The news was presented recently during a talk at the State Institute of Diabetes and Endocrinology Luiz Capriglione (IEDE), In Rio de Janeiro, made by Eduardo Couri, A leader of the research.

Hematopoietic Stem

One of the protocols presented was the "Autologous Transplantation of Hematopoietic Stem Cells in Patients with Newly Diagnosed DM1. According to Dr. Eduardo Couri, is initially made a collection of stem cells Hematopoietic and then they are frozen. After two weeks, it is the severe immunosuppression in order to completely destroy immune “Defective” the person with diabetes.

“It’s like a shutdown of the immune system with chemotherapy in a hospital environment, using drugs such as cyclophosphamide and antithymocyte globulin intravenous for five days,” says the doctor.

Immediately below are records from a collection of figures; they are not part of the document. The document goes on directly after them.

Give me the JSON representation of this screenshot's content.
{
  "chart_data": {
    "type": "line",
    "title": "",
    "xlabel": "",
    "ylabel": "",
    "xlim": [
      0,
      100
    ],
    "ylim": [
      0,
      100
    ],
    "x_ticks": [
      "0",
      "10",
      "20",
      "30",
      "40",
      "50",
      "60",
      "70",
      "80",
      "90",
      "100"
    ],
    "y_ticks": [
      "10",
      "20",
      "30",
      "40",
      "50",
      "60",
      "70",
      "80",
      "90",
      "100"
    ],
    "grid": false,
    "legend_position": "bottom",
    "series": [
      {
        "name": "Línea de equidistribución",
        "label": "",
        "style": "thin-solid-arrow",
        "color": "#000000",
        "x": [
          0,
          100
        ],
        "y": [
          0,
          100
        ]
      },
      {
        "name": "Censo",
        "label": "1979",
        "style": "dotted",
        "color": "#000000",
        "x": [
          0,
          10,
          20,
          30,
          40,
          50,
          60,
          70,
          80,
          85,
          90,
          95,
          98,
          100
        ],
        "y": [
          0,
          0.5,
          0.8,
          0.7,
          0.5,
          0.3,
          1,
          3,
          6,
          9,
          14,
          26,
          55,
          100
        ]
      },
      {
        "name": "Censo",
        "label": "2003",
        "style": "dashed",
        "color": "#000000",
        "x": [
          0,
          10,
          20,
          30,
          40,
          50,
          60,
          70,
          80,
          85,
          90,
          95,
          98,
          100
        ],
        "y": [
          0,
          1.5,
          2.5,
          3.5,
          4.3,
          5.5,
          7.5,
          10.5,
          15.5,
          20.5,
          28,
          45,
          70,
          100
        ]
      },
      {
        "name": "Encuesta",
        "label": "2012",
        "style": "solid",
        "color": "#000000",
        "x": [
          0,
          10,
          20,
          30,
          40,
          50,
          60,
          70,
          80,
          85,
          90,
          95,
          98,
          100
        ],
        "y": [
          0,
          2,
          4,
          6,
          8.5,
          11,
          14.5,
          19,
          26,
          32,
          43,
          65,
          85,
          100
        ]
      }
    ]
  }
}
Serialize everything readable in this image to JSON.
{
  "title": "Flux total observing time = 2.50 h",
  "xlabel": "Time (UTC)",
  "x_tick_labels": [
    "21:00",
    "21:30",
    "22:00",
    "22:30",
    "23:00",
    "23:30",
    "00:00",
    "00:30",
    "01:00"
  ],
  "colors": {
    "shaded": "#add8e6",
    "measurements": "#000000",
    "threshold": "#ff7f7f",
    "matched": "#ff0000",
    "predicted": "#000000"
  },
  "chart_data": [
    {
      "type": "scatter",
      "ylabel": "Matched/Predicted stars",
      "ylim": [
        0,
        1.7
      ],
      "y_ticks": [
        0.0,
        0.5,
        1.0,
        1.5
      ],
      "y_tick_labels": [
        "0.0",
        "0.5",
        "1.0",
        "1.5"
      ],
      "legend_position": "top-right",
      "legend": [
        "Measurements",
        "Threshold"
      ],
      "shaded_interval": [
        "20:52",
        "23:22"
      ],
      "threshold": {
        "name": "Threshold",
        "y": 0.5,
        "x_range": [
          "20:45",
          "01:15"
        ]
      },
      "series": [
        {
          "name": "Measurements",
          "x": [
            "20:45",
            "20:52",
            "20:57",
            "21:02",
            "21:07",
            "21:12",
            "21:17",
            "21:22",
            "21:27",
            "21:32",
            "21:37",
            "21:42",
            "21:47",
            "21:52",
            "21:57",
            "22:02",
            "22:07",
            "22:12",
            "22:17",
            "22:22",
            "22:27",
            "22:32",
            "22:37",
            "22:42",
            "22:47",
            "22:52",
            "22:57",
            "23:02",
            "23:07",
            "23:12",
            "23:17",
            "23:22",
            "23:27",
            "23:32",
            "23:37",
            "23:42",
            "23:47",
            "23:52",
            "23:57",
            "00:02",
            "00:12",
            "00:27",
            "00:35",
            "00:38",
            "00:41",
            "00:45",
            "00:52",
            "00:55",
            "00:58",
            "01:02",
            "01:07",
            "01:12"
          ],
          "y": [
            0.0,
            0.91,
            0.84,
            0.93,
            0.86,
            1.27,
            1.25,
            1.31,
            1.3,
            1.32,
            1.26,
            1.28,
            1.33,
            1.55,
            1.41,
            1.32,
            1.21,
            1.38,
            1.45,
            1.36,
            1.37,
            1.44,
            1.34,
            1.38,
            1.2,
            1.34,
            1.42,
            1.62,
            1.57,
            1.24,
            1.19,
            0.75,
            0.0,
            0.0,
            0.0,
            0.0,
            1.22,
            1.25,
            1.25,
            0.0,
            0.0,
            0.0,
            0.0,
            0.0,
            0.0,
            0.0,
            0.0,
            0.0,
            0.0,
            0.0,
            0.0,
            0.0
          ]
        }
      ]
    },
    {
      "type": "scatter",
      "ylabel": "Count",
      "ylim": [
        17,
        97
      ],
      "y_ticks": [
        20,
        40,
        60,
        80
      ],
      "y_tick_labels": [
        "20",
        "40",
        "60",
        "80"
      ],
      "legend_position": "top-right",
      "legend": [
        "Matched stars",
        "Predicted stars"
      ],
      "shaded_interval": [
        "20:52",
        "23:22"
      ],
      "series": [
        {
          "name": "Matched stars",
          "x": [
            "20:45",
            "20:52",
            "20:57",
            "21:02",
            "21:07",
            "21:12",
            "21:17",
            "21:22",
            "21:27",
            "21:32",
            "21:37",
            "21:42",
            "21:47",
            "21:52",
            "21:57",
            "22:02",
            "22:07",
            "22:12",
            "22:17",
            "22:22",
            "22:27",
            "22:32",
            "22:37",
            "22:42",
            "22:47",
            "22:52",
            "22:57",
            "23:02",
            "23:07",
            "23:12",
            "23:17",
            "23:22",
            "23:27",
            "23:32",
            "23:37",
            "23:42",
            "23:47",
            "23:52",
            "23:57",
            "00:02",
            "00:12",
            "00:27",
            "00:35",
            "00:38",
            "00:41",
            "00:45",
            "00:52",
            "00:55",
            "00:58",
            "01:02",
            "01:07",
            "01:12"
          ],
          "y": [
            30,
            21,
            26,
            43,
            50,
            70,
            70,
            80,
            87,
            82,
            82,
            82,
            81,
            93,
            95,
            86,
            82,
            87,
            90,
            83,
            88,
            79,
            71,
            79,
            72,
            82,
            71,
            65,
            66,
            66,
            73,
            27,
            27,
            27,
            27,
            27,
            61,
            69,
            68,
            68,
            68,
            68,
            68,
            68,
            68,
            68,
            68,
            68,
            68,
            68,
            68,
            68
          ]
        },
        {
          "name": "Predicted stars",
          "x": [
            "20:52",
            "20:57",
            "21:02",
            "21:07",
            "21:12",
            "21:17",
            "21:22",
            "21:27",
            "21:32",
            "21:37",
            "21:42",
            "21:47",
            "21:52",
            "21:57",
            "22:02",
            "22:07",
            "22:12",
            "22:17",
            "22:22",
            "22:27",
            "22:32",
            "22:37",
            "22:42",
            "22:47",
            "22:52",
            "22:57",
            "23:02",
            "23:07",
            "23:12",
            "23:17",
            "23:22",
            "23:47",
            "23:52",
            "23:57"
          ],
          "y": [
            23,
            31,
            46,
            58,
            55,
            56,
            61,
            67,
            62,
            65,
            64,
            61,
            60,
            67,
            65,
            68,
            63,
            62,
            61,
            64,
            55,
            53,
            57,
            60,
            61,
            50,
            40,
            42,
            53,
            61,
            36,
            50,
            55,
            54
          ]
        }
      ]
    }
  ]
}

According to him, then the immune system is “reconnected” with the use of hematopoietic stem cells from the patient. Occurs what we call ‘reset immune’, causing the immune system to stop attacking pancreatic beta-cells. Thus, the remaining beta cells, which have not been destroyed, tend to produce insulin properly again, "he said. “This is why we only work with people in the onset of diabetes, aged between 12 and 35 years, with less than six weeks of diagnosis,” he adds.

The method showed excellent results: the 23 people who participated in the process, 20 stopped using insulin at some point, and 12 remained continuously free and 8 temporarily. "They are not cured, but controlled and free insulin. They have done a Alimentary Education and currently monitor the glucose and daily practice physical activities constantly, "says the doctor.

Mesenchymal Stem

The second protocol was presented which uses infusion of mesenchymal stem cells, taken from the bone marrow of a first-degree relative of the patient. According to Dr. Eduardo Couri, in animal studies, these cells showed the ability to block the phenomenon of autoimmunity and promote the regeneration of beta cells, reversing the Type 1 diabetes.

The treatment is as follows: the donor, which can only be a first-degree relative, receive general anesthesia for the collection of bone marrow cells. Then, the mesenchymal cells are proliferating in the laboratory. Subsequently, the patient receives consecutive intravenous infusions of these cells. According to Dr. Eduardo Couri, infusions are simple, not involving prolonged hospitalization. Once deployed, they migrate to the inflamed tissue (in case the pancreas) and settle there.

This procedure is being done only in people aged 12 to 35 yearsWith less than four weeks of diabetes. “In that first moment, we are working with newly diagnosed diabetes, but we will soon, depending on the results, carry it in people with long-term, which is the majority,” said the doctor.

To date, three patients participated. Of these, one of them managed to be free of insulin, however, the diabetes is uncontrolled. “We are in the research phase of thinking more than acting, we must agree doses, assess risks, and then begin treatment for those with diabetes for longer,” he says.

Pioneering

According to Dr. Eduardo Couri, other research has been conducted around the world, but the group of Ribeirão Preto is a pioneer, the greatest number of patients included and the greatest return. A major limitation, however, is the high cost of procedures, since the methods require the-art laboratories and personnel types within.

For the president of SBEM and director of IEDE, Dr. Ricardo Meirelles, the studies are extremely important to improve the lives of patients with diabetes. "In recent years we have had many advances in the treatment, but certainly the recovery of pancreatic cells, or at least preserve them, is the best way you can prevent diabetes continues to evolve and, therefore, appears to be one of the most promising treatment in time, "he said. “It’s a matter of pride for Brazil,” he adds.